An exactly solvable quantum four-body problem associated with the symmetries of an octacube

TL;DR

This paper presents an exact solution for a four-body quantum system with specific masses in a hard-wall box, leveraging symmetries of a four-dimensional octacube and affine reflection groups, revealing its integrability structure.

Contribution

It introduces an exactly solvable four-body quantum problem linked to the symmetries of an octacube and identifies its integrability via affine and finite reflection groups.

Findings

Eigenenergies and eigenstates obtained exactly using Bethe Ansatz.

The system exhibits Liouville integrability with conserved quantities.
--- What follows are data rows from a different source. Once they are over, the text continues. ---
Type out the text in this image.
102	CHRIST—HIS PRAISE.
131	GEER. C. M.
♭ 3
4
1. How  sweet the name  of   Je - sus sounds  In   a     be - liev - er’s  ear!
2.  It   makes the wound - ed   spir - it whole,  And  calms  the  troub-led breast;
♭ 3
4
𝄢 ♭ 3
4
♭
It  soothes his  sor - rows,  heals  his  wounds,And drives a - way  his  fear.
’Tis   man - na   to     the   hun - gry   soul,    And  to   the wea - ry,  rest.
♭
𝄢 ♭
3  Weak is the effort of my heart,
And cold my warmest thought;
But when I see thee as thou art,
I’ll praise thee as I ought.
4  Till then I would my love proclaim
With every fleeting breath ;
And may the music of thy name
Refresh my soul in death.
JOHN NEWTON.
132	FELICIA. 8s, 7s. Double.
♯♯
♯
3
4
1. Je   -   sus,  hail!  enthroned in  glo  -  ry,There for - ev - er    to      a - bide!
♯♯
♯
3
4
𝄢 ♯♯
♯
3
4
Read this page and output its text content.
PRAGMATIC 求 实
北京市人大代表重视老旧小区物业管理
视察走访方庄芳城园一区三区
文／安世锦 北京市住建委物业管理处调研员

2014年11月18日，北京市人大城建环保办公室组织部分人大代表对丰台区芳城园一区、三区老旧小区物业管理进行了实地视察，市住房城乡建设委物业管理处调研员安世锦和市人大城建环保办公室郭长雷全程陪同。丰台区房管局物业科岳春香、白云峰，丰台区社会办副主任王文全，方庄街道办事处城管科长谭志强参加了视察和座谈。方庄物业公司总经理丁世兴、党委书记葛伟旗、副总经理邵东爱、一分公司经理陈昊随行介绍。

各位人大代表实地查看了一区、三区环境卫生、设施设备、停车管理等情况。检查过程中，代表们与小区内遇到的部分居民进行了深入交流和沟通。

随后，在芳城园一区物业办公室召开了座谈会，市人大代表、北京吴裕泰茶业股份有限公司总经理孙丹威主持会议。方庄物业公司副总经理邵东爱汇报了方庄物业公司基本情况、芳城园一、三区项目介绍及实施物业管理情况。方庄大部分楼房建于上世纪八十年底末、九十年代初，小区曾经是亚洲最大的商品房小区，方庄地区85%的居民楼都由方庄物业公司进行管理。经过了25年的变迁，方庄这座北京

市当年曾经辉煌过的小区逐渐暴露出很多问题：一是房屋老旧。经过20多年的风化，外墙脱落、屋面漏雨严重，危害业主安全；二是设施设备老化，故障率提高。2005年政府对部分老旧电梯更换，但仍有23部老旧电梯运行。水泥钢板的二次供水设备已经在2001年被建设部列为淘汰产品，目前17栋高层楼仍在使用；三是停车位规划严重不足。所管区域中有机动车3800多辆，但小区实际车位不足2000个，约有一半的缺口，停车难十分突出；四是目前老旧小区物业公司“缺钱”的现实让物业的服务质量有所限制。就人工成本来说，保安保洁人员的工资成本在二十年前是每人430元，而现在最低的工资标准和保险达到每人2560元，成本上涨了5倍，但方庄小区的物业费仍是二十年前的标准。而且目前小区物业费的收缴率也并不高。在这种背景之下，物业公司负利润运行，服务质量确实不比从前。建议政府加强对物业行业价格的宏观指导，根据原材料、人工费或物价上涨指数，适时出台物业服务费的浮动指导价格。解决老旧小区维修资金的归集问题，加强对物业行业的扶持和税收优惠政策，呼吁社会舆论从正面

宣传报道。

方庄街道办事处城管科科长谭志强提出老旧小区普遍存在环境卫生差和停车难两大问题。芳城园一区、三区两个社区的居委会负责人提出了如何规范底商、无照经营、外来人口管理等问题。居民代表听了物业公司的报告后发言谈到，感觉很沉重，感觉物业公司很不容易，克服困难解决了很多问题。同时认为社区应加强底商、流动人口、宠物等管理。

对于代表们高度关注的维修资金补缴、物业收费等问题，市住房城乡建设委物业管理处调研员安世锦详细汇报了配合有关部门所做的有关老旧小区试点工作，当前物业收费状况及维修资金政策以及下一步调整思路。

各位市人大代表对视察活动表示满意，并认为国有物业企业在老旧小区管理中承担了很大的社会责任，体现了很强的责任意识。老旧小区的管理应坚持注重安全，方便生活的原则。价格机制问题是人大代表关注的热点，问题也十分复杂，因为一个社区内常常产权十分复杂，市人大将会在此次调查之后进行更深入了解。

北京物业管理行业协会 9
The problem is associated with the symmetries of a four-dimensional octacube.

Abstract

In this article, we show that eigenenergies and eigenstates of a system consisting of four one-dimensional hard-core particles with masses $6m$, $2m$, $m$, and $3m$ in a hard-wall box can be found exactly using Bethe Ansatz. The Ansatz is based on the exceptional affine reflection group $\tilde{F}_{4}$ associated with the symmetries and tiling properties of an octacube---a Platonic solid unique to four dimensions, with no three-dimensional analogues. We also uncover the Liouville integrability structure of our problem: the four integrals of motion in involution are identified as invariant polynomials of the finite reflection group $F_{4}$, taken as functions of the components of momenta.